院内報一面紹介(抜粋)



木暮正美


梅雨から夏にかけての健康法

毎年この時期になると体調を崩す方がいらっしゃいます。

 この時期は、天候が変わりやすく、蒸し暑さと肌寒さの両方に悩まされるときです。また、時には風の冷たさも加わります。雨の時期には湿、熱、冷の性質が相互に現れますので、私たちの体のなかでも湿、熱、冷の性質がともに憎悪しやすくなります。

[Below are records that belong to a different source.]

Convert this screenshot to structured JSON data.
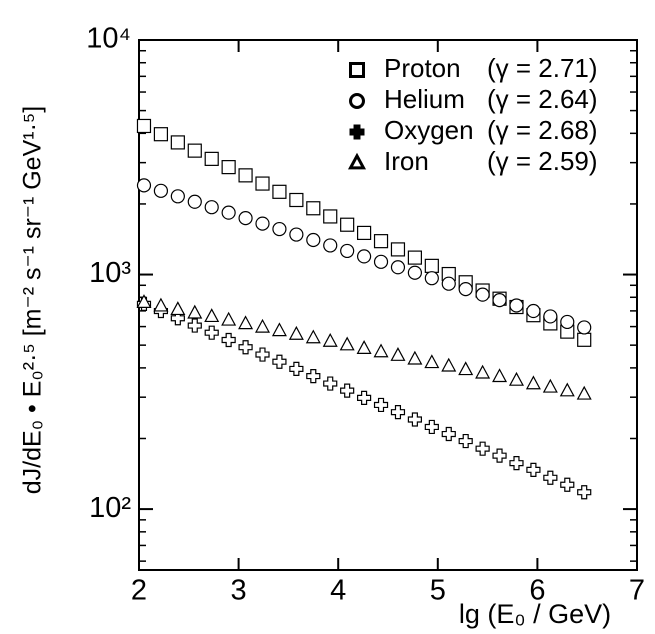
{
  "chart_data": {
    "type": "scatter",
    "log_y": true,
    "xlabel": "lg (E₀ / GeV)",
    "ylabel": "dJ/dE₀ • E₀²·⁵ [m⁻² s⁻¹ sr⁻¹ GeV¹·⁵]",
    "xlim": [
      2,
      7
    ],
    "ylim": [
      55,
      10000
    ],
    "xticks": [
      2,
      3,
      4,
      5,
      6,
      7
    ],
    "yticks": [
      {
        "value": 100,
        "label": "10²"
      },
      {
        "value": 1000,
        "label": "10³"
      },
      {
        "value": 10000,
        "label": "10⁴"
      }
    ],
    "yminor_ticks": [
      60,
      70,
      80,
      90,
      200,
      300,
      400,
      500,
      600,
      700,
      800,
      900,
      2000,
      3000,
      4000,
      5000,
      6000,
      7000,
      8000,
      9000
    ],
    "legend": "upper right",
    "x": [
      2.05,
      2.22,
      2.39,
      2.56,
      2.73,
      2.9,
      3.07,
      3.24,
      3.41,
      3.58,
      3.75,
      3.92,
      4.09,
      4.26,
      4.43,
      4.6,
      4.77,
      4.94,
      5.11,
      5.28,
      5.45,
      5.62,
      5.79,
      5.96,
      6.13,
      6.3,
      6.47
    ],
    "series": [
      {
        "name": "Proton",
        "gamma_label": "(γ = 2.71)",
        "marker": "square",
        "color": "#000000",
        "values": [
          4300,
          3966,
          3659,
          3375,
          3113,
          2871,
          2648,
          2443,
          2253,
          2079,
          1917,
          1769,
          1631,
          1505,
          1388,
          1280,
          1181,
          1089,
          1005,
          927,
          855,
          789,
          727,
          671,
          619,
          571,
          527
        ]
      },
      {
        "name": "Helium",
        "gamma_label": "(γ = 2.64)",
        "marker": "circle",
        "color": "#000000",
        "values": [
          2400,
          2275,
          2156,
          2043,
          1937,
          1836,
          1740,
          1649,
          1563,
          1481,
          1404,
          1331,
          1261,
          1195,
          1133,
          1074,
          1018,
          965,
          914,
          867,
          821,
          778,
          738,
          699,
          663,
          628,
          595
        ]
      },
      {
        "name": "Oxygen",
        "gamma_label": "(γ = 2.68)",
        "marker": "cross",
        "color": "#000000",
        "values": [
          750,
          699,
          651,
          606,
          565,
          526,
          490,
          456,
          425,
          396,
          369,
          343,
          320,
          298,
          278,
          259,
          241,
          224,
          209,
          195,
          181,
          169,
          157,
          147,
          136,
          127,
          118
        ]
      },
      {
        "name": "Iron",
        "gamma_label": "(γ = 2.59)",
        "marker": "triangle",
        "color": "#000000",
        "values": [
          760,
          734,
          709,
          685,
          662,
          639,
          617,
          596,
          576,
          556,
          537,
          519,
          501,
          484,
          468,
          452,
          436,
          421,
          407,
          393,
          380,
          367,
          354,
          342,
          331,
          319,
          309
        ]
      }
    ]
  }
}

 また、ジメジメした湿気のため、消化や代謝のエネルギーが弱くなり、未消化物が蓄積させやすくなります。

 したがってこの時期には、普段より軽めの食事で、腹6〜7分目を心掛け、間食、夜食をしないようにします。白湯も積極的に飲むようにしましょう。また、食べ物が悪くなりやすい時期ですので、できるだけ、出来立てのものを食べるよう心掛けてください。

 夏になると更に活動力、消化力が弱まってきます。湿疹、口の渇き、食欲不振、下痢などの症状を起こしやすい時期です。暑さのため、冷たいものをとりがちですが、冷たいものは消化の力を弱め、いわゆる夏ばての状態を悪化させますので、少し食欲が落ちてきたなと感じるときは、温かく脂っこくないものを努めて摂るようにしましょう。

 ショウガを薬味にした調理法は、このような場合、消化力を高めるのに有効です。あまり辛味の強いのも胃腸にとってはお勧めできません。体力も暑さのため落ちていますので、無理のない生活がもっとも望ましい時期です。

 自分の体中にある四季を感じて、その時期にあった生活を心掛けてください。